For most of us who grew up inside a public educational institution, it is difficult to imagine alternatives. Indeed, it may difficult to imagine anything at all. After twelve (in my case 19) years of absract inundation, most of us have lost the trees in a forest of abstractions. We inhabit a vacuous matrix of unispired, cynical defeatism, where teachers can't level with us as human beings and test questions bear no resemblance to reality. Until graduation day, that is. Then the world opens up before us, free for the plunder of active, self-interested engagement. What if we had never left that world from start? What if from birth to grave our lives were naturally interesting and piquant? What if we didn't educate ourselves for the test, but instead focused on the context of our life and followed our natural curiosities? Einstein (a college drop-out) certainly thought this was the right approach to education: "It is in fact nothing short of a miracle that the modern methods of instruction have not yet strangle the holy curiosity of inquiry." This book a refreshing, imaginative, and likewise extremely practical guide to context-driven education. All my life I had been vexed with the notion that contemporary education is utterly wrongheaded and thwarting, but until now I had never had the language or facts to back up my intuitive, gut feeling. Whether you are thinking of making the great experimental leap and homeschooling your kids, or whether you simply want to better understand how to get the most out of your local educational institution, this book is essential. Although you cannot relive the wasted years, it will send you in the right direction for future learning, and help you give your children an education that will truly unlock their deepest potential. Isn't that what education is supposed to be about: unlocking our native potential and stimulating genuine growth? With this book the relationship between information and the world becomes transparent again, as it should have been from the very beginning.

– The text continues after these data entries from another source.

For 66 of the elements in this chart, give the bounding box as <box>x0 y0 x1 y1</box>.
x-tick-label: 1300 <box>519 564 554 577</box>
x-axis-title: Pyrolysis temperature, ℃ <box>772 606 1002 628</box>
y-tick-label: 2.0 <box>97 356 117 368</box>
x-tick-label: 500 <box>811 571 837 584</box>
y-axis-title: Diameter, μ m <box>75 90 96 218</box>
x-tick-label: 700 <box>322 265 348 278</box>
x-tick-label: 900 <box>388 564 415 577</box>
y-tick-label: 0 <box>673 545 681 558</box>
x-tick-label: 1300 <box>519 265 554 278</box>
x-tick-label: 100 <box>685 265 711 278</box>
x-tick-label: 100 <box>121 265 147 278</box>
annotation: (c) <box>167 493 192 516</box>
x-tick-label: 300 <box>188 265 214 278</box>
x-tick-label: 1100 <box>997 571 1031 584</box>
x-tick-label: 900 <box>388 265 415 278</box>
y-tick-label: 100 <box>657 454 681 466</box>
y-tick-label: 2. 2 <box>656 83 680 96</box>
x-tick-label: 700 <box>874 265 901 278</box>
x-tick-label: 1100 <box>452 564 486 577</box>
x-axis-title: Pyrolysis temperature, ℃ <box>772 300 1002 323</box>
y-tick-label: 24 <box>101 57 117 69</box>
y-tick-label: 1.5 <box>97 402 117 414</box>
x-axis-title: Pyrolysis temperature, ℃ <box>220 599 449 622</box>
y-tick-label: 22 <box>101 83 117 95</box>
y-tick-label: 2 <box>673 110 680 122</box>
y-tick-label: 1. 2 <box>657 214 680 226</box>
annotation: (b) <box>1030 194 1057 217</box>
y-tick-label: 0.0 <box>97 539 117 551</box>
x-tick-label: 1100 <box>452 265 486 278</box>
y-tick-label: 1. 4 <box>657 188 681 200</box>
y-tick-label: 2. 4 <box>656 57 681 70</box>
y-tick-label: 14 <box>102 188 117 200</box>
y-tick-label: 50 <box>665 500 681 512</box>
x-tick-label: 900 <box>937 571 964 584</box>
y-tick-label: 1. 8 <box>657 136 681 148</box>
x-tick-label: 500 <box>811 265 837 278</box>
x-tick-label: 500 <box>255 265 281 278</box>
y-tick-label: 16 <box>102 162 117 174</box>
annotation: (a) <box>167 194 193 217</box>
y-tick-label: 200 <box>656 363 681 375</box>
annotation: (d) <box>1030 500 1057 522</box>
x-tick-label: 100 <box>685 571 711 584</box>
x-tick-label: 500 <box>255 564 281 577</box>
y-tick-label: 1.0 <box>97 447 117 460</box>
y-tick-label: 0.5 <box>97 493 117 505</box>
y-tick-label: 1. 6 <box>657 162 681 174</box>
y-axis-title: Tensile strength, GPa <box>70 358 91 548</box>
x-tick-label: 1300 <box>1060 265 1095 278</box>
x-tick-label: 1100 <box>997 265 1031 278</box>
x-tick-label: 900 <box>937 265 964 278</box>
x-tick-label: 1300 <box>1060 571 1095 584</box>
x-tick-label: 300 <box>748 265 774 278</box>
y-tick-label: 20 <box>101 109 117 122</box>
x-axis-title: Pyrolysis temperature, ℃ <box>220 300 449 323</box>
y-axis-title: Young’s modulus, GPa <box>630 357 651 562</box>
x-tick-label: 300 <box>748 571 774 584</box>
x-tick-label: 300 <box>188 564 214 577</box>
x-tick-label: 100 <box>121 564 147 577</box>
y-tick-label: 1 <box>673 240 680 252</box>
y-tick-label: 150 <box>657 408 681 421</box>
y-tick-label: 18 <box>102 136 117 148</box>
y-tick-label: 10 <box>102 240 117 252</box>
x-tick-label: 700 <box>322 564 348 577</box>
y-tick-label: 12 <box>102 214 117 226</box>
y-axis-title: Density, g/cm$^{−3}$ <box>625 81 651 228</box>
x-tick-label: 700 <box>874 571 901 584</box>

"Guerrilla Learning" celebrates loving life and learning

While the book is about HOW your child(ren) can begin to love life and learning, whether enrolled in school or not, loving learning is presented in a much larger context: transforming your family relationships so that they themselves are based on love, trust, responsibility, and the love of learning. The authors lay out the characteristics of a child who is uninspired in or has been "turned off" by school. Because loving to learn develops in a family context, adult readers are asked to consider their own experiences as children when their own expressions of creativity were thwarted or interrupted. They are even encouraged to resume their own love-of-learning project. In five chapters, adults are quietly introduced to what it takes to support their childrens' innate curiosity and love of learning. The book does not preach, cajole, or seek to proselytize. Instead, it "merely" lays out some options for the characteristics of family life in which it is asserted that children learn and grow and love it. The book is beautifully written and some of the vignettes of real families taking a stand for their childrens' love of life and learning are inspirational. Finally, the authors say something important about the "standards" movement sweeping the country's schools: the tests which are implementing that movement have little or nothing to do with your kid's education. Of course, they, the authors, have a special definition of education and ask the reader to consider the schools' definitions. The pages of the book are poorly formatted, a matter I hope the publisher will correct in subsequent editions.